While Rublev continues to crush forehands across an empty stadium with no roars from the crowd, his game in 2021 is well heard off and continues to receive high acclaim. Andrey Rublev, in his recent documentary, mentioned some of his lonely and low moments.
But his recent form is an indication of improvements made not just to his game, but his mental strength as well.
Rublev said: “I made many improvements to my game, and this is over a long journey. I have always worked hard, and that (self-motivation) is something I am proud of. The injuries were tough, and the stress and life off-court did affect my performance but now I feel much relaxed. I realized I need to focus only on myself and the long-term goal.”
Rublev will face Australia’s Jordan Thompson or a qualifier in his first match of the tournament.
Discussing the court conditions, Rublev said: “Dubai the condition for my style is not easy, but I have nothing to lose. I’ll challenge myself and I’m sure this will help.”
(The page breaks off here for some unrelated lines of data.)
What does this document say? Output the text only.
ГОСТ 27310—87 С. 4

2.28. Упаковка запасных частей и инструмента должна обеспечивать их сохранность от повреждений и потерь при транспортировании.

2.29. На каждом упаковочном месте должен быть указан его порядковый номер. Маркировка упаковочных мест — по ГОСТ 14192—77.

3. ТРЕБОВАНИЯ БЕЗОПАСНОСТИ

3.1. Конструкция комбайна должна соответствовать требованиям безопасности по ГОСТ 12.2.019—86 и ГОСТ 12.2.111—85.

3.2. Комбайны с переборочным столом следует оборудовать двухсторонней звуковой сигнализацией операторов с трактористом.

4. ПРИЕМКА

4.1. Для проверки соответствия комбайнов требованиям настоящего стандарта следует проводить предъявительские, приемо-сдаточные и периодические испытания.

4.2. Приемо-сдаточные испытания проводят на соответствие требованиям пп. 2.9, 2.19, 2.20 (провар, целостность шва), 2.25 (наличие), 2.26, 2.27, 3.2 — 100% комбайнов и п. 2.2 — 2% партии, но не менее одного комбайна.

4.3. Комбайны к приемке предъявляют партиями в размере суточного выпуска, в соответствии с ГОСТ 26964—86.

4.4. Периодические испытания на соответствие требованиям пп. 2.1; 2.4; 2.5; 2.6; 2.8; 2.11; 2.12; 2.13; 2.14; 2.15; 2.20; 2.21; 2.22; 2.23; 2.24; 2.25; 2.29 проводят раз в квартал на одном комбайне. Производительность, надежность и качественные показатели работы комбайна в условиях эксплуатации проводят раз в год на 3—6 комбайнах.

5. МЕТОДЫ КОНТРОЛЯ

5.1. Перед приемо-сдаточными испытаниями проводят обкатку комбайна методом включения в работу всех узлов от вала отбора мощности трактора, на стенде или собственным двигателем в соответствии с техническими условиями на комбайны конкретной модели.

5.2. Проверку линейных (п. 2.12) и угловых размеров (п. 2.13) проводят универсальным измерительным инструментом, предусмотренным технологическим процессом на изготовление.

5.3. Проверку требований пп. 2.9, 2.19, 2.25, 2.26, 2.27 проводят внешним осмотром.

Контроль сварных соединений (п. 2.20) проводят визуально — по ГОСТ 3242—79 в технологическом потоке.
If the Russian wins that match, he will meet the winner of Basilashvili and Fritz’s second-round clash.
Meanwhile, another Russian tennis player edging toward the uppermost reaches of the men’s game is Daniil Medvedev. He made the Monday headlines across sports and tennis media, as he claimed the Word Number 2 ranking, making it his best rank to date.
Medvedev, 25, is the first player outside the so-called Big Four (Serbia’s Novak Djokovic, Spain’s Rafael Nadal,Switzerland’s Roger Federer, and the UK’s Andy Murray) to enter the world’s top two. A force to be reckoned with, the Russian has so far claimed ten ATP titles, winning the ATP tournament in Marseille in France last week.